There are several motivations to this post:
- I’m always seeking ways to explain git more clearly (one example given in my previous post).
- I’ve been thinking about the idea of threshold concepts (which, as it sounds, are concepts necessary to achieve a new level of understanding)…in particular, considering what threshold concepts are important for novice learners in Software Carpentry workshops.
- This recent XKCD
Git is challenging. There’s no getting around it. But I’ve found some coherence in the complexity by taking a key concept from the unix shell and applying it to git. In some ways, this approach just shuffles the learning challenge to a different place (learn this arcane command line technology and then you’ll understand git!) but I’m writing this up in the hopes that it will be helpful for people who have done a lot with the shell, but are still uncomfortable with git.
So let’s start with interacting with a Unix system via the shell. For me, one threshold concept in understanding the shell is “location is everything.” Everything you do in the shell is done in the context of the filesystem. From within a shell, you can move yourself from one arbitrary point in the filesystem to another. You can run a program from anywhere, using files from anywhere, sending output to anywhere. When you install software, that software goes into a location, using tools installed in another location, and libraries in another location. While the filesystem is normally represented as a tree, I like to think of it more as a map.
Location is everything.
A pivotal moment in my understanding of git was applying this threshold concept
to git. Location is still everything, but now, instead of location in your computer
(on disk, essentially), with git, we are navigating location in time. The
HEAD
pointer
is the equivalent of whoami
. We can move ourselves to any place in our timeline
in the same way that we can use cd
(and with the same variety of options: absolute
and relative paths become commit hashes and HEAD~1
). When we move around in
our timeline, we see different files, same as moving around the
filesystem. We can pull copies of files
from the past using checkout
in the same way that we normally use cp
and
mv
. A rebase moves a set of commits in the same way that mv
could move a
set of nested directories. We can see where we are in time by running git branch
or git log
, just like we use pwd
when running around the filesystem. And the
list of files in this time, the ls
of git, is git status
.
And, of course, both the filesystem + and a git commit history are represented as trees.

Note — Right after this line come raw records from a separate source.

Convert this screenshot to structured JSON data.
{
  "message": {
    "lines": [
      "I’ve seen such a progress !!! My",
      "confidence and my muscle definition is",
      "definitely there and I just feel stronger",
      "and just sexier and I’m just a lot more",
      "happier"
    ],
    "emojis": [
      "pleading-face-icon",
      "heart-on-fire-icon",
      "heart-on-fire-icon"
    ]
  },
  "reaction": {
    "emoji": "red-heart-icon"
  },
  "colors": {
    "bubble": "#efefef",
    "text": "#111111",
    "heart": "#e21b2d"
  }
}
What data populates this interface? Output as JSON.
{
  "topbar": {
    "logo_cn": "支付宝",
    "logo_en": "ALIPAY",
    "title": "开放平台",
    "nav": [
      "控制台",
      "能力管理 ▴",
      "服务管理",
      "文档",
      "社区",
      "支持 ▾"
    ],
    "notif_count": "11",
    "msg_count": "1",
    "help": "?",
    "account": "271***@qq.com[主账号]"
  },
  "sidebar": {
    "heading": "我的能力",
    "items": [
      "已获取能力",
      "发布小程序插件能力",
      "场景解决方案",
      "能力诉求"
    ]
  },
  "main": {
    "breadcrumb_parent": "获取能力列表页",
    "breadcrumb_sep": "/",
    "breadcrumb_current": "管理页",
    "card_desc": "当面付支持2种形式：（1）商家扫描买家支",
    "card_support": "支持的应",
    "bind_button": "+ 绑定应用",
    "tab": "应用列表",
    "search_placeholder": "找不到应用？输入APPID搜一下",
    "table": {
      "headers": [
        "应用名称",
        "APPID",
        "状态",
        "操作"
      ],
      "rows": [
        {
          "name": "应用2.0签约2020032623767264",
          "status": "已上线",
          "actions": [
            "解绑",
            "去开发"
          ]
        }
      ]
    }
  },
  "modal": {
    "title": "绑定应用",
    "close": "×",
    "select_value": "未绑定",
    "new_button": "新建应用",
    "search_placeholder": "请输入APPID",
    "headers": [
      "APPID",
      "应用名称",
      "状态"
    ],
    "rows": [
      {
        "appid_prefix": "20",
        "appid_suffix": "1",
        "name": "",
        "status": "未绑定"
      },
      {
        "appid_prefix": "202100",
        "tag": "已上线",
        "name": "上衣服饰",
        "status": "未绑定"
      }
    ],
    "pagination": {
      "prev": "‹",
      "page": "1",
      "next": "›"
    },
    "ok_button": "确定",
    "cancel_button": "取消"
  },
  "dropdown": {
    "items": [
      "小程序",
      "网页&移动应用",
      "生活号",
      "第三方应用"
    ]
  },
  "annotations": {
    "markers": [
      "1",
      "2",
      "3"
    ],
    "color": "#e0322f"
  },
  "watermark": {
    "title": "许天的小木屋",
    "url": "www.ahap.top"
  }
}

This relationship isn’t going to help answer all the git
questions. It
doesn’t really address remotes, nor does it provide a good equivalent for the names
of git branches (what would the equivalent of master
be in the
filesystem? Home ~
?) And the particular names/syntax for git commands is
never going to be intuitive. But hopefully it’s another helpful way
to build understanding around another piece of useful-but-hard-to-understand
software.